L’ENFER DES CYCLES (Septembre 1899)

vendredi 3 mars 2017, par velovi

Par G. Davin de champclos, Revue mensuelle du Touring-Club de France, septembre 1899, coll. p.

Poème en prose

( L’accordeur n’ayant pas jugé à propos de me renvoyer mon luth qu’il détient depuis une quinzaine au moins, je me vois dans l’impossibilité de rimer la délicate production qu’on va lire.
Mes jolies camarades du Touring voudront bien m’excuser.
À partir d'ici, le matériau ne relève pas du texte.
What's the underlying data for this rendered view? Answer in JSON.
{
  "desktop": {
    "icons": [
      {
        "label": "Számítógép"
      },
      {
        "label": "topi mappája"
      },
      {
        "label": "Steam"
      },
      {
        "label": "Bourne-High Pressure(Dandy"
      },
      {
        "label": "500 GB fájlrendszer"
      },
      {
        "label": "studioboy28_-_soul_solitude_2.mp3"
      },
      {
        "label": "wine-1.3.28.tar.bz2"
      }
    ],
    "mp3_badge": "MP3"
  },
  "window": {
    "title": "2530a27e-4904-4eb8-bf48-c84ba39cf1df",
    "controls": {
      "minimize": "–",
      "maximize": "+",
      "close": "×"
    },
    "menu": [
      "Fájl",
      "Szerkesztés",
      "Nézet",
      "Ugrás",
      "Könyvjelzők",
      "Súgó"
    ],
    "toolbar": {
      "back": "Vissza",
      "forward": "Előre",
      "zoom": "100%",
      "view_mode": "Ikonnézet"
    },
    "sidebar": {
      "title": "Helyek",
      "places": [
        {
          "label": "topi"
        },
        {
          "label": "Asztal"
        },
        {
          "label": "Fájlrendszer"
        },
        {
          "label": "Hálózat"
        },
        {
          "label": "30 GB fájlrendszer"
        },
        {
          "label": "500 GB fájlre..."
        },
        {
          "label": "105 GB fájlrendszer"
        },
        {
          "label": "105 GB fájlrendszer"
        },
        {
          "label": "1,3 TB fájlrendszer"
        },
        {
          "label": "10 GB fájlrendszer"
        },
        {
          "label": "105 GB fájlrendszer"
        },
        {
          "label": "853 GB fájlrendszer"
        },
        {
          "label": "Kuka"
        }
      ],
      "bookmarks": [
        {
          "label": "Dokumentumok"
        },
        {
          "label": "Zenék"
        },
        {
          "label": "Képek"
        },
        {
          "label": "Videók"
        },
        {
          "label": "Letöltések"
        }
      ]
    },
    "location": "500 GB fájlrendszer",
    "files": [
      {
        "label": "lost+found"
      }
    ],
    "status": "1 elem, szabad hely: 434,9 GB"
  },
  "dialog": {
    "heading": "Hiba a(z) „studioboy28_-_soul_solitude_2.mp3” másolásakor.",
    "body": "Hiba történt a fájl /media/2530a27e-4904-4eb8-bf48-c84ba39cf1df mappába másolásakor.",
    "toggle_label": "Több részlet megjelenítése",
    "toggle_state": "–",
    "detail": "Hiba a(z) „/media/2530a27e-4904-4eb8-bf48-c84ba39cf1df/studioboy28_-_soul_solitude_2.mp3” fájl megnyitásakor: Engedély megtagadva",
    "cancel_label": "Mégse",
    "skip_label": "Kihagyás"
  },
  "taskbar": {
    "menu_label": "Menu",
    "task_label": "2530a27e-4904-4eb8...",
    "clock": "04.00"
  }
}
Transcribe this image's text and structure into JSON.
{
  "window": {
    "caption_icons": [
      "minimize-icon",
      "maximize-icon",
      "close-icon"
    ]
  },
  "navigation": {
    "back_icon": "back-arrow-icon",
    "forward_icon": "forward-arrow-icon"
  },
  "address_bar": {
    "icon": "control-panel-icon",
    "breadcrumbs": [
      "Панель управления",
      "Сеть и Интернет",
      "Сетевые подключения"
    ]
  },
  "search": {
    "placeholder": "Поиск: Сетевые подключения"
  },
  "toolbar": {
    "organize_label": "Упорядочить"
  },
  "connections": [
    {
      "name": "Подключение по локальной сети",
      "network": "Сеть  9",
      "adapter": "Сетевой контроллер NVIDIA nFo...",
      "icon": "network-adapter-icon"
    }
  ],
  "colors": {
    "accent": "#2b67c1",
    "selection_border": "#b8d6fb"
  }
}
Je laisse, d’ailleurs, à la Postérité la latitude de réclamer à l’industriel sus-désigné tels dommages-intérêts qu’elle jugera convenables. )

N. de l’A.

INVOCATION

O Dante Alighieri , Florentin strictement rasé que la Peinture romantique nous a représenté sous les traits d’une vieille dame au menton de galoche et au chef emmitouflé dans un capuchon de pèlerine cycliste ;

O Dante Alighieri, toi dont j’ignore profondément les élucubrations, par la raison majeure que je n’entends point la langue des modèles, des fumistes et des petits ramoneurs et que j’ai, d’autre part, une instinctive horreur de la traduction — cette mascarade littéraire où le gentleman de l’Idée s’habille au «  décrochez-moi ça  » des Mots ;

O Dante Alighieri, les patients universitaires, qui menèrent jadis à bien la tâche ardue de barbouiller ma jeune mémoire d’une pâle teinture de l’histoire des Lettres, m’ont vaguement fait assavoir que ta fantaisie géniale s’était promenée, en compagnie d’un certain Virgilius Maro, dans les Cycles de l’Enfer ;

Et que, dans les susdits Cycles, de barbares autant qu’affamés seigneurs en étaient réduits à grignoter le crâne de leurs enfants pour leur conserver un père, tandis que d’autres, qui avaient été ici-bas des gendres indignes, étaient condamnés à faire à perpétuité le bésigue de leurs belles-mères, en leur prodiguant des noms d’oiseaux ;

O Dante Alighieri, me permettras-tu de te faire respectueusement observer que tu retardes considérablement et de te dédier la description d’un supplice bien parisien qui eût fait honorable figure parmi les décollations, bastonnades, combustions éternelles et autres divertissements d’outre-tombe auxquels te fit assister ta fertile imagination  ?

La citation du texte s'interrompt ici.